Contudo, o chefe-de-mesa não se mexe. Plume fica extremamente inquieto. Passado algum tempo, levanta os olhos... hum! É agora o dono do estabelecimento que se encontra à sua frente.
Plume desculpou-se imediatamente.
- Eu não sabia - diz - que as costeletas não vinham na ementa. Não a consultei, porque vejo muito mal e não tenho aqui a minha luneta, e além disso, a leitura faz-me um mal terrível. Pedi a primeira coisa que me veio à ideia, e mais na esperança que me sugerissem outra coisa do que por gosto pessoal. O empregado de mesa, muito solícito sem dúvida, não foi mais longe, trouxe-me isto, e eu, de resto completamente distraído, comecei a comer, enfim.... vou pagar-lhe a si mesmo já que aqui está.
Contudo, o dono do estabelecimento não se mexe. Plume sente-se cada vez mais inquieto. Quando lhe estende uma nota, vê de repente a manga de um uniforme; tinha um polícia diante de si.

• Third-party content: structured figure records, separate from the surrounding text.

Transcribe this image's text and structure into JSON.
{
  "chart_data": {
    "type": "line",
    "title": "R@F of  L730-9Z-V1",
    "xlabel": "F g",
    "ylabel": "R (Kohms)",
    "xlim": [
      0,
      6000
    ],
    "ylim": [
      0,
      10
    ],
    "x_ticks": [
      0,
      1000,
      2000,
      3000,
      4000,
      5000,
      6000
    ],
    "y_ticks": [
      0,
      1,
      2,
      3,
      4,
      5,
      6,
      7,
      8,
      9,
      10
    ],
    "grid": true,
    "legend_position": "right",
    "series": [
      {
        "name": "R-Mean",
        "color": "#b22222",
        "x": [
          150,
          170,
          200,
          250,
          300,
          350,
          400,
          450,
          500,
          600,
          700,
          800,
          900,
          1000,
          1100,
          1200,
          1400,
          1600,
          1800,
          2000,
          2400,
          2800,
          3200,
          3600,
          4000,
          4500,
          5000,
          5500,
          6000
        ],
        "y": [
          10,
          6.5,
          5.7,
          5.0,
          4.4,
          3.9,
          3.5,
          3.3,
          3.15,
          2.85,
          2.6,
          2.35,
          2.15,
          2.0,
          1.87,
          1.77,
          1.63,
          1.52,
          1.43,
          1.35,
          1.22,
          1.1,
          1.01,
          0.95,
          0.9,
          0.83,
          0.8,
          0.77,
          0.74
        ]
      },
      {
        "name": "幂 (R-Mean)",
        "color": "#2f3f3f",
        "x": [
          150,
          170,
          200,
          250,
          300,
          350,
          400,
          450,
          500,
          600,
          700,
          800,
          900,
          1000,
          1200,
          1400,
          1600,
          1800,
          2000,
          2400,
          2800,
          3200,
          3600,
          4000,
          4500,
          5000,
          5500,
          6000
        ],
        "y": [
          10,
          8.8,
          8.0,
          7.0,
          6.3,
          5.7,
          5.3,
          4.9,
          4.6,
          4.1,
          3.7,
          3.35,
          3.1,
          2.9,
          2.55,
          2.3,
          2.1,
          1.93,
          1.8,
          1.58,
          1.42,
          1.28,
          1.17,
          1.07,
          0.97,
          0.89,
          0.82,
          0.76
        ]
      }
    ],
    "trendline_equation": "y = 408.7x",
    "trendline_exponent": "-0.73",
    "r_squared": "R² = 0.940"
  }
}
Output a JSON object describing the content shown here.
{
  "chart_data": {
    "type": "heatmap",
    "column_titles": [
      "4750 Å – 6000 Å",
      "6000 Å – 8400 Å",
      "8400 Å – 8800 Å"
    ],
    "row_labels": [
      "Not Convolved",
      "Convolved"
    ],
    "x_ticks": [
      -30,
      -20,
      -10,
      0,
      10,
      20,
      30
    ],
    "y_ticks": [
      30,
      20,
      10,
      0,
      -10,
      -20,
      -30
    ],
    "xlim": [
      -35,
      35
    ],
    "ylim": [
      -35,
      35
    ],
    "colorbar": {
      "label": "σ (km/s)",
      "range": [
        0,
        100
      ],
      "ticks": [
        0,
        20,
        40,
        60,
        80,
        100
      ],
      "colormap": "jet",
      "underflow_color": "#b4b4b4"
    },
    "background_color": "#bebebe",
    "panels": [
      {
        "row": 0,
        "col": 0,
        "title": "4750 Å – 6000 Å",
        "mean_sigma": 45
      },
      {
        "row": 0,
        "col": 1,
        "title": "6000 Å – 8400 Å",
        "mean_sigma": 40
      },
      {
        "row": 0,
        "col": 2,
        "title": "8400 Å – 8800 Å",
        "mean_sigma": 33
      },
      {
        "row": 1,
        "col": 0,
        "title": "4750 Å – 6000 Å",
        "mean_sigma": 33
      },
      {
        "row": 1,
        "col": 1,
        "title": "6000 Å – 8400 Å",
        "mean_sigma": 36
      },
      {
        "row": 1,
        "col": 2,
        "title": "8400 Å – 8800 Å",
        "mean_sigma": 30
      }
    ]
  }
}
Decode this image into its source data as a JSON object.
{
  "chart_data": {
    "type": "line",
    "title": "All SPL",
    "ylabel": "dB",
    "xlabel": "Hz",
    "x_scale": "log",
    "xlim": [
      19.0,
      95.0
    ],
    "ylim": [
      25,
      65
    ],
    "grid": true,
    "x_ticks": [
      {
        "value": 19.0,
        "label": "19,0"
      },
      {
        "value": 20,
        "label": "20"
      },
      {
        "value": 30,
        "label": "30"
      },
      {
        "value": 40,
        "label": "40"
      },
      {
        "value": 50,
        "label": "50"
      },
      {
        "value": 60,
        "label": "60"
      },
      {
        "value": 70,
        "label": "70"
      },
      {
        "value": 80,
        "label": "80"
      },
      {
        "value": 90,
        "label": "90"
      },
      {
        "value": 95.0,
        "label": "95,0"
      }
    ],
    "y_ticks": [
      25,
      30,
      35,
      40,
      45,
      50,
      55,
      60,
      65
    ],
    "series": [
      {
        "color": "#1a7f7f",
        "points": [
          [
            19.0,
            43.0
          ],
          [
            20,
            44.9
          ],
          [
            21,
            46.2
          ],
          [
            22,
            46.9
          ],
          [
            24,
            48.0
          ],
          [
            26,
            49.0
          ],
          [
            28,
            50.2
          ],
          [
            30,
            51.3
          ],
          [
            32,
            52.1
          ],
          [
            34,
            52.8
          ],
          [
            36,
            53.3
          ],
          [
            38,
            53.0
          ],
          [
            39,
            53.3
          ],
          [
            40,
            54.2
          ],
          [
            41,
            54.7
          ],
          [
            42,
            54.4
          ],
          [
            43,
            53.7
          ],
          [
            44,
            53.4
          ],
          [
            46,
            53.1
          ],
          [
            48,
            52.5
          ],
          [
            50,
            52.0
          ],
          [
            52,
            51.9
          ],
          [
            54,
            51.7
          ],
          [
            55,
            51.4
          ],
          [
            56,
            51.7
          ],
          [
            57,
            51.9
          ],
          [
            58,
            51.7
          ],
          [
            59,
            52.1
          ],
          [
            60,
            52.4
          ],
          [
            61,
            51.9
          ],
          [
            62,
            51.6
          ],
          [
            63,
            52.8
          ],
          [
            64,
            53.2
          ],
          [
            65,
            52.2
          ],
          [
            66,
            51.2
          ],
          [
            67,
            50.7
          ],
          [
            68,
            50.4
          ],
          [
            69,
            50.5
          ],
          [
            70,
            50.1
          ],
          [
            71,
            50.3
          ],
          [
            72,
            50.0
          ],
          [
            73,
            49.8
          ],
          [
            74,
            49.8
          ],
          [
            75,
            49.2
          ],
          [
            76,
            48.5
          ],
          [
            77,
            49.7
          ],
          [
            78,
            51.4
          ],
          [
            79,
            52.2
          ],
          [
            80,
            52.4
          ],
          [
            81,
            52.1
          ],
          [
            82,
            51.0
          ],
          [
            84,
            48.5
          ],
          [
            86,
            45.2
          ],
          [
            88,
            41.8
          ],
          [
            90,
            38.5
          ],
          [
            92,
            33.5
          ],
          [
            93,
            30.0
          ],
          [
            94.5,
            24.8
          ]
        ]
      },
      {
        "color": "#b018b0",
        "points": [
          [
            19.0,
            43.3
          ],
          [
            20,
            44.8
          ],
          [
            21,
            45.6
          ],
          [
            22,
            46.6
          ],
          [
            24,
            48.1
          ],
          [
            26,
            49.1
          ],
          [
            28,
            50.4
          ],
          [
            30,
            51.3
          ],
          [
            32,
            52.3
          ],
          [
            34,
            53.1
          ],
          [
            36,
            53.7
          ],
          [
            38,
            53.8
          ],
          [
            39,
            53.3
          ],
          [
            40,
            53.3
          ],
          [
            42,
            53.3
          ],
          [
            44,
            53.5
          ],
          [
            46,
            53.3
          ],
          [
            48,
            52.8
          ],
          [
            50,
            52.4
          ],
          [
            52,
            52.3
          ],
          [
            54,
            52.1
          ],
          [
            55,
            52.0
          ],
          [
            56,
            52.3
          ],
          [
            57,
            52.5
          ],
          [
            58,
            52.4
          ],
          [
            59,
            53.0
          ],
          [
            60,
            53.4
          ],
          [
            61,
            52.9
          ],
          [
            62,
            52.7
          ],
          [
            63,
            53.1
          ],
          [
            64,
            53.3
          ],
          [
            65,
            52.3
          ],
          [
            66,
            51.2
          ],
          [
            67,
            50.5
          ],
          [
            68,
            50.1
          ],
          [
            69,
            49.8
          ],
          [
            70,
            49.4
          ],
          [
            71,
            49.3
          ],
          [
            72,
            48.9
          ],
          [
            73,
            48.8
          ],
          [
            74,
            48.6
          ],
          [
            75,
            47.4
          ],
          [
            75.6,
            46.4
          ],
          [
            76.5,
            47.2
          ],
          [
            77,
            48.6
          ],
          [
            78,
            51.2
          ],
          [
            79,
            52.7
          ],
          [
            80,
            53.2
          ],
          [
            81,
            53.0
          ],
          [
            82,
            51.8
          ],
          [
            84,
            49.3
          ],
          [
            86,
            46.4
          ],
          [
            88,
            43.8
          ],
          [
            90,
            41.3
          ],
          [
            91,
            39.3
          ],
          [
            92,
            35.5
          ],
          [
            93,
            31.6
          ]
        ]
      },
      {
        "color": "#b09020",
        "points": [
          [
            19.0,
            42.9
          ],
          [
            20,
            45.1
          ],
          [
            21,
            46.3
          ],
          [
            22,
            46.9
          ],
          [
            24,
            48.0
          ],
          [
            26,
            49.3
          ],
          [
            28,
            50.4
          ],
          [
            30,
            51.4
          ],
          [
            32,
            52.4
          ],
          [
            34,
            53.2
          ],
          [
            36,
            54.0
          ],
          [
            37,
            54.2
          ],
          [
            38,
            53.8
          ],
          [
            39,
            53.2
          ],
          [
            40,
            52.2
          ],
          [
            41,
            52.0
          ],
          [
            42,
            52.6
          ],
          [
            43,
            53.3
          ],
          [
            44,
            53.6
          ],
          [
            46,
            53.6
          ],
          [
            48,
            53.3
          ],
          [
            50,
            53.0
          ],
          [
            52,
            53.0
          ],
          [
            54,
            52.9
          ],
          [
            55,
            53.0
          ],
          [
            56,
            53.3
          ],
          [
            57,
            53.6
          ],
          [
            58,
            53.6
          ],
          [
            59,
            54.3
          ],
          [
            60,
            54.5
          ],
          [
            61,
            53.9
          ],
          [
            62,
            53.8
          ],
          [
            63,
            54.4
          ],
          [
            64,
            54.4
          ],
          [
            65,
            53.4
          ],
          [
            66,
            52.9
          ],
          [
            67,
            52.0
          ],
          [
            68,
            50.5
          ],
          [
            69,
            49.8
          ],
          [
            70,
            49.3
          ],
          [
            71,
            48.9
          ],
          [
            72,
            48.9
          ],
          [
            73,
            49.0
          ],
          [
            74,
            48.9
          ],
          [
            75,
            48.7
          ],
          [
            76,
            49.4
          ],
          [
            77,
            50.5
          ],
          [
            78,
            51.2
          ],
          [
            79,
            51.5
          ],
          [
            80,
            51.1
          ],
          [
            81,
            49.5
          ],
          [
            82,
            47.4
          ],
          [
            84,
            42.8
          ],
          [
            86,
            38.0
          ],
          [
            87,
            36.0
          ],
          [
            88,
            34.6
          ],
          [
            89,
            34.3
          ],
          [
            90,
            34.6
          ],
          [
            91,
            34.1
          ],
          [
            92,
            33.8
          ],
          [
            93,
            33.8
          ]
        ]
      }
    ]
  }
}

Plume desculpou-se imediatamente.
- Ora, ele entrou para descansar um bocado. De repente, gritaram-lhe à queima roupa: «E para o senhor?Vai ser...? - «Oh... uma imperial», diz ele. «E depois?...» gritou o empregado, aborrecido; então, mais para se desembaraçar do que por outra coisa: «Pois bem, uma costeleta!».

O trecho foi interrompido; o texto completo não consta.